Veeraraghavan receives O’Donnell Award for engineering research
Ashok Veeraraghavan, a professor of electrical and computer engineering, was awarded the 2024 Edith and Peter O’Donnell Award for “revolutionary imaging technology,” and will be recognized Feb. 6.
The Texas Academy of Medicine, Engineering, Science and Technology awards the Edith and Peter O’Donnell award to a Texas researcher “addressing the essential role that science and technology play in society” annually.
According to program director Stephanie Shaw, TAMEST award recipients present their research to conference attendees and receive a $25,000 honorarium and medal. Recipients are chosen from nominations and the finalist is selected with consideration from National Academy members and a committee of Texas Nobel and Breakthrough Prize Laureates.
“[The award is a] pathway to National Academy recognition, and I hope this assists [Veeraraghavan] in progressing his research and continuing his innovative and transformative work,” Shaw said.
Veeraraghavan credits the efforts of his entire lab for the award.
“It really is a recognition of the hard work, the creativity and the innovation done by an amazing group of graduate students and postdoctoral researchers at my lab in Rice,” Veeraraghavan said.
Vivek Boominathan, a postdoctoral research associate working on lensless imaging technology alongside Salman Khan, wrote in an email to the Thresher describing how the lab designed miniature cameras.
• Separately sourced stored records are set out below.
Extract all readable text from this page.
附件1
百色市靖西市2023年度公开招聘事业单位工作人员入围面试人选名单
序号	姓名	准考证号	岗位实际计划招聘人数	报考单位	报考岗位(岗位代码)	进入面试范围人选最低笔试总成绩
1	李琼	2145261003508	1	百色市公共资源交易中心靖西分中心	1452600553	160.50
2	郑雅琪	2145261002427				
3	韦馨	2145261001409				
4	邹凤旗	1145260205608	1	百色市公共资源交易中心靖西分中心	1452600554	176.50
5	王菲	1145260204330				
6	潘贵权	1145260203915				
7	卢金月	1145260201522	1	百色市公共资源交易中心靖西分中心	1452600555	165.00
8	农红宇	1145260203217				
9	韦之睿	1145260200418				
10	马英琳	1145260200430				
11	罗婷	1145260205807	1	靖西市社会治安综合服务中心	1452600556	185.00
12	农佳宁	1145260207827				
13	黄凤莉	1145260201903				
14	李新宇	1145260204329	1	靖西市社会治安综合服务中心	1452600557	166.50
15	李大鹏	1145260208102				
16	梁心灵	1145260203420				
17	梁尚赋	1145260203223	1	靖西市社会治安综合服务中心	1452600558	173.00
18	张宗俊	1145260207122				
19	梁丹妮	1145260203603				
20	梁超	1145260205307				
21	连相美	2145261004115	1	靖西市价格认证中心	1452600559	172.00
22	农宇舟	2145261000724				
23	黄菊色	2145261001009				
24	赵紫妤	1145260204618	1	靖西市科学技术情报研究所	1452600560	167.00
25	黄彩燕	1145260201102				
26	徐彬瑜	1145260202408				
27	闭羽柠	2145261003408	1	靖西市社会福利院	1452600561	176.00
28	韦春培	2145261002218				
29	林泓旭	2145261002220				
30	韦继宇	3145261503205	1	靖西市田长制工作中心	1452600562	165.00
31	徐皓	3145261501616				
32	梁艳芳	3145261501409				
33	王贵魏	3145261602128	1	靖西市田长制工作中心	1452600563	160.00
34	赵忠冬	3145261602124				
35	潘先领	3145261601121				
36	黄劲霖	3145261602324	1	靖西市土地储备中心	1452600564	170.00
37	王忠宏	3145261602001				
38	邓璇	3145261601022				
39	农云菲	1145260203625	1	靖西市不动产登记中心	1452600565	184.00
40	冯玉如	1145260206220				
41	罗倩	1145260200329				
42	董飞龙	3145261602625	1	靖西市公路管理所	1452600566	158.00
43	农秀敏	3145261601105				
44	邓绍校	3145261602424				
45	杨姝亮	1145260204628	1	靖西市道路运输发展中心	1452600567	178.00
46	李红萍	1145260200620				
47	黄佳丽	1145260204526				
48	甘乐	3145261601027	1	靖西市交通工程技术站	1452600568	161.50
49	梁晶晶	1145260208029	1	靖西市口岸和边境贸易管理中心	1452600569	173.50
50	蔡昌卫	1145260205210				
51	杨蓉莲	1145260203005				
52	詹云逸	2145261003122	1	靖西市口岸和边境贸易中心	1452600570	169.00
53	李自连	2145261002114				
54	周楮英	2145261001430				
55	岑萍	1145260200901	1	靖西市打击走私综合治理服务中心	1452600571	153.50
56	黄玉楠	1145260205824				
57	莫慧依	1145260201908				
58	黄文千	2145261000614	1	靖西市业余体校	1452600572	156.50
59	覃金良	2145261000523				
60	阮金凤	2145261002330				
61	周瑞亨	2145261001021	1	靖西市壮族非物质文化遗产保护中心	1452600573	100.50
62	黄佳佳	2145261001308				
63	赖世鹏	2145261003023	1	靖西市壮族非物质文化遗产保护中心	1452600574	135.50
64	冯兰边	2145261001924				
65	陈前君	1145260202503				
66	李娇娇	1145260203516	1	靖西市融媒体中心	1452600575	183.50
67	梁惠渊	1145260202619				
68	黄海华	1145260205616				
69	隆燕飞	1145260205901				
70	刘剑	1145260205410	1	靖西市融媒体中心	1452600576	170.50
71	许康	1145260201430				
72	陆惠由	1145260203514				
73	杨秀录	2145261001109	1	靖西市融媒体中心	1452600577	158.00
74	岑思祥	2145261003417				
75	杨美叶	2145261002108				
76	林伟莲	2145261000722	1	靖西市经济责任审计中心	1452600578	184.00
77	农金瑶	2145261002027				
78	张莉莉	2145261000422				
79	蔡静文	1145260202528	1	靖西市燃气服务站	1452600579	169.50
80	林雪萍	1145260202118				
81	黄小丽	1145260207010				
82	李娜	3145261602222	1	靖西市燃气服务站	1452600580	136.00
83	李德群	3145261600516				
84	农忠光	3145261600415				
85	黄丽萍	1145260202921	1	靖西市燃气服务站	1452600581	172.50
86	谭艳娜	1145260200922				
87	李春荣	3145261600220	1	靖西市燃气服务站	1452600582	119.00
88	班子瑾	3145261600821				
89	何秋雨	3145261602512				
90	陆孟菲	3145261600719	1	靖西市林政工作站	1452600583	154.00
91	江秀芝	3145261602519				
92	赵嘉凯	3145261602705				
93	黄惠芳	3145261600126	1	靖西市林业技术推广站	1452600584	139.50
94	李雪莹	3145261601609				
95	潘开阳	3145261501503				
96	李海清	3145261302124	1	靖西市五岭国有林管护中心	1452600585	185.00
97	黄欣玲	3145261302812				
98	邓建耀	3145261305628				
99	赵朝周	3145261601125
“Such cameras will have applications as wearables, can be implemented under the skull to study brain functions, and as eyes for micro-robots and endoscopes. We achieved this feat by completely redesigning the cameras by replacing traditional lenses with custom light-modulating flat masks placed on the imaging sensor. Instead of focusing light to create an image, we use computational techniques to re-focus the image from the camera measurements,” Boominathan said.
Mel White, a postdoctoral research fellow working on LiDAR, said that the collaborative environment in the lab helps them innovate to design complete imaging systems.
“We needed expertise across the full pipeline to make this work a reality — in optics, compressed sensing, integrated circuit design, CMOS fabrication and computational modeling,” White wrote in an email to the Thresher. “For me, this is why it’s so exciting to work with [Veeraraghavan]’s group: Our team is uniquely inter- and intra-disciplinary, and highly collaborative, which lets us design complete imaging systems from photon to transistor. We aren’t constrained to off-the-shelf parts or existing models; our imagination is the only limit.”
Haiyun Guo, a third-year Ph.D. student, and Boominathan worked on NeuWS technology to modify the original WS technology.
“Existing methods can image through scattering media and other obscurants by wavefront shaping methods using high-resolution spatial light modulators — but previous work generally requires guidestars, controlled illumination, point scanning and/or statics scenes and aberrations,” Guo wrote in an email to the Thresher.
Guo said that in collaboration with University of Maryland, they “introduce neural WS, a WS technique that can computationally correct for severe time-varying isoplanatic aberrations without a guidestar.”
Luay Nakleh, the William and Stephanie Sick Dean of Engineering and professor of computer science and biosciences, said 2024 is the second year in a row professors in the school of engineering have received the O’Donnell Award.
“Last year we had Professor Jaime Padgett, the Chair of Civil and Environmental Engineering recieve [the award],” Nakleh wrote in an email to the Thresher. “We do not work for recognition, but we value recognition and it is important that our faculty receives them. Great work does not happen over losing sleep over wondering whether you will get an award, [it] happens because you are passionate about it. [It] is important for the students to know that they shouldn’t chase recognition, chase quality and your passions.”
Ramamoorthy Ramesh, the vice president of research, stated that one of DesRoches’ goals is to expand research in the areas of energy, environment, climate change, urban dynamics, health sciences, AI technology and data sciences.
“[We are] investing more into research,” Ramesh wrote in an email to the Thresher. “[This recognition will] help grow our graduate and undergraduate programs.”
“Don’t work for the recognition,” Nakleh wrote. “Recognition comes when you do great work.”